Detect problematic columns in adata.obs that prevent saving an AnnData object to disk.

Description#

find_bad_obs_cols_by_write is a diagnostic utility that identifies columns in adata.obs which cause adata.write() to fail (typically when writing .h5ad files).

This problem commonly arises when metadata columns contain:
• mixed Python object types • lists, dictionaries, or sets • byte strings • partially parsed datetimes • other non-HDF5-serializable values

Unlike simple dtype checks, this function actually attempts to write each column into a minimal AnnData object, closely mimicking the real adata.write() behavior.

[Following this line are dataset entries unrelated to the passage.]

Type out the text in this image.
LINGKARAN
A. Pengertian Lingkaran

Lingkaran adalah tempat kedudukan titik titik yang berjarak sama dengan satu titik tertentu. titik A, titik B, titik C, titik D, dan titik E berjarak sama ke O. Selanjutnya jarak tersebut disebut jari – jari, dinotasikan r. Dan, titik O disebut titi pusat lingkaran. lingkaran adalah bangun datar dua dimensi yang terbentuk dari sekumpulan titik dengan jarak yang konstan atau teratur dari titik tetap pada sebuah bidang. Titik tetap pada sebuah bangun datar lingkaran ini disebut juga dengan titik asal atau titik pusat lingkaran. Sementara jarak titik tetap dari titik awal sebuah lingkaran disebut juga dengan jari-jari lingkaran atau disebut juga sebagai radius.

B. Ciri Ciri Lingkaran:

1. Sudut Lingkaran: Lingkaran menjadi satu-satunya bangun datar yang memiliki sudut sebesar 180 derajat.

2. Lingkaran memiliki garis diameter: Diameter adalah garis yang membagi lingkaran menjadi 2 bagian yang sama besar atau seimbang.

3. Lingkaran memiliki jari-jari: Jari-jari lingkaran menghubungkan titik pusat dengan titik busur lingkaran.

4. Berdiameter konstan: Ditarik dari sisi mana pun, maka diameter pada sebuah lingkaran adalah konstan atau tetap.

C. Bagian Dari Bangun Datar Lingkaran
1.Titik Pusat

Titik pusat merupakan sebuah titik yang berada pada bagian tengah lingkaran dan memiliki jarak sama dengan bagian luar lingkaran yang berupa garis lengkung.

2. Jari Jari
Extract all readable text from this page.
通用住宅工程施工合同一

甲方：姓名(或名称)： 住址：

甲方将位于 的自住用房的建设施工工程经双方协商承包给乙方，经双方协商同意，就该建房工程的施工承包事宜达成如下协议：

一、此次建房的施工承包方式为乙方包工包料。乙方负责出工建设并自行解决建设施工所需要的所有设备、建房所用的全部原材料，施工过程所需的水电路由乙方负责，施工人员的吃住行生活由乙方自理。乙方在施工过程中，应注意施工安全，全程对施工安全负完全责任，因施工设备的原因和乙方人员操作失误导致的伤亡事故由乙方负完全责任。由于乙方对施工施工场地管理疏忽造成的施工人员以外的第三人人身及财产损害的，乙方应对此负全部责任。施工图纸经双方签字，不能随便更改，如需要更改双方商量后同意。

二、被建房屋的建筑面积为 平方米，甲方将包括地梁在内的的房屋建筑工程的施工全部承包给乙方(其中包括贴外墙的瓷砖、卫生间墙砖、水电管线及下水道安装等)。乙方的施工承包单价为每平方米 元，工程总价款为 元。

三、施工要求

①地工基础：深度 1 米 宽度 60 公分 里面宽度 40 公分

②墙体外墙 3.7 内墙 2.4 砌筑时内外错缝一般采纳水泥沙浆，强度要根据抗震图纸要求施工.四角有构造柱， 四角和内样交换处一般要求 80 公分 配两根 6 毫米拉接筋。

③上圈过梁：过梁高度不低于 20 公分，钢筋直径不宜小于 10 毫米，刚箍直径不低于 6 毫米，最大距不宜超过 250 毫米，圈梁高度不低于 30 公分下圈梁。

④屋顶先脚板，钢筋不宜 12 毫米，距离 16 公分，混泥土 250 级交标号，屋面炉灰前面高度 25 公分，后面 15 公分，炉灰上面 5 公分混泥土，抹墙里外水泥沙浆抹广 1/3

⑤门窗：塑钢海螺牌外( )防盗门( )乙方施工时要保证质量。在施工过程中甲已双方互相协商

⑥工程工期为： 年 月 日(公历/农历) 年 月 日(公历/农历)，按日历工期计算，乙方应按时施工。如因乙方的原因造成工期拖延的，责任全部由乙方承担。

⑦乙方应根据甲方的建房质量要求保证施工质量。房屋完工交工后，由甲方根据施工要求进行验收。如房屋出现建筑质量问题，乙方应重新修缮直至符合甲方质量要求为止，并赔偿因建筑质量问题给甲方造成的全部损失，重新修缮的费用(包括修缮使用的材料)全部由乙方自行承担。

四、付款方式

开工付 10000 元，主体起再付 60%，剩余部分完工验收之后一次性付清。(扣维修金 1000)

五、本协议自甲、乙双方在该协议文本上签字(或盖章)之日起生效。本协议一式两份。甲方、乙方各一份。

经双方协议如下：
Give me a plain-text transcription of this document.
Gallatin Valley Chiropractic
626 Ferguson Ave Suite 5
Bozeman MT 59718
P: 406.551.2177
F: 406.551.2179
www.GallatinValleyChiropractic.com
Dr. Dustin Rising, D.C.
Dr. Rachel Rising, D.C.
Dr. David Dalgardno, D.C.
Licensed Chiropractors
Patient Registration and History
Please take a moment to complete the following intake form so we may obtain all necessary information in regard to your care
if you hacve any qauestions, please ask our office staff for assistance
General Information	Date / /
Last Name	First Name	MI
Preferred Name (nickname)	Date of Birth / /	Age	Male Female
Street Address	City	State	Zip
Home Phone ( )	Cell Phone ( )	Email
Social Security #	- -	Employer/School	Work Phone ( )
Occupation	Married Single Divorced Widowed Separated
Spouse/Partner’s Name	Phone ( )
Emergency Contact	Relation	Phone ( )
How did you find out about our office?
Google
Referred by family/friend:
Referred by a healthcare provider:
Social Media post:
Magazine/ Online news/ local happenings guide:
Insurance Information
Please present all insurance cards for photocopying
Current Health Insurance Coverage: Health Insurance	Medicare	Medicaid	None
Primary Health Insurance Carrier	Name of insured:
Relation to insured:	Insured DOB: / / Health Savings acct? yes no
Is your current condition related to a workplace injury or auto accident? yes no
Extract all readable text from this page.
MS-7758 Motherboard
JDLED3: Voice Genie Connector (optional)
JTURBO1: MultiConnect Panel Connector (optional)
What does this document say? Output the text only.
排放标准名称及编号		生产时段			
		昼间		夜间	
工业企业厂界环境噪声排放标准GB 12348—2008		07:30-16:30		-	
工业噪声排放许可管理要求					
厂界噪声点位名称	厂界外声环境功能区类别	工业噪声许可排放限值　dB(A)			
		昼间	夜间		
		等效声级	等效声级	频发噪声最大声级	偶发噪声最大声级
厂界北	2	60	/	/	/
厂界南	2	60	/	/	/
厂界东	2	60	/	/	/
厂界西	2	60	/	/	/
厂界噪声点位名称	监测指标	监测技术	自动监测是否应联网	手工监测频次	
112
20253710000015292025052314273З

Why this function is needed.#

Standard checks such as:

adata.obs.dtypes

or even select_dtypes() are often insufficient, because:
• a column may look like object or string • only some rows contain problematic values • the first row is often clean, while later rows break serialization

This function explicitly tests multiple informative rows per column to reliably expose hidden issues.

Parameters#

adata
AnnData object whose .obs table will be tested.

n_rows

int, optional
Maximum number of rows per column to test (default: 200).
Rows are selected to maximize the chance of exposing problematic values.

include_index_test

bool, optional
Whether to also test whether adata.obs_names (index) can be written safely.

Returns#

bad:

list[tuple[str, str]]
List of (column_name, error_message) pairs for columns that failed to write.

index_error

str | None
Error message if the obs index itself fails to write, otherwise None.

Typical usage#

bad, index_err = bk.io.find_bad_obs_cols_by_write(adata)
bad

Example output:

[
    ("clinical_notes", "TypeError: Can't implicitly convert non-string objects to strings"),
    ("mutation_list", "Object dtype dtype('O') has no native HDF5 equivalent"),
]

Inspecting problematic columns#

Once an offending column is identified, inspect its contents:

col = bad[0][0]
adata.obs[col].map(type).value_counts()

Recommended fixes#

Depending on the column:

Issue type –> Suggested fix.
Lists / dicts –> Convert to string or explode.
Mixed numeric + strings –> Use pd.to_numeric(errors=”coerce”).
High-cardinality strings –> Drop column or convert to categorical.
Free-text fields –> Keep as pandas “string” dtype.
Metadata table –> Use sanitize_metadata() before merging.

Notes#

•	This function does not modify adata
•	Only .obs is tested (not .var, .uns, .obsm, etc.)
•	If no bad columns are found but adata.write() still fails, the issue is likely in:
•	adata.uns
•	adata.var
•	adata.obsm / adata.varm
•	adata.layers

If needed, similar diagnostic functions can be applied to those components.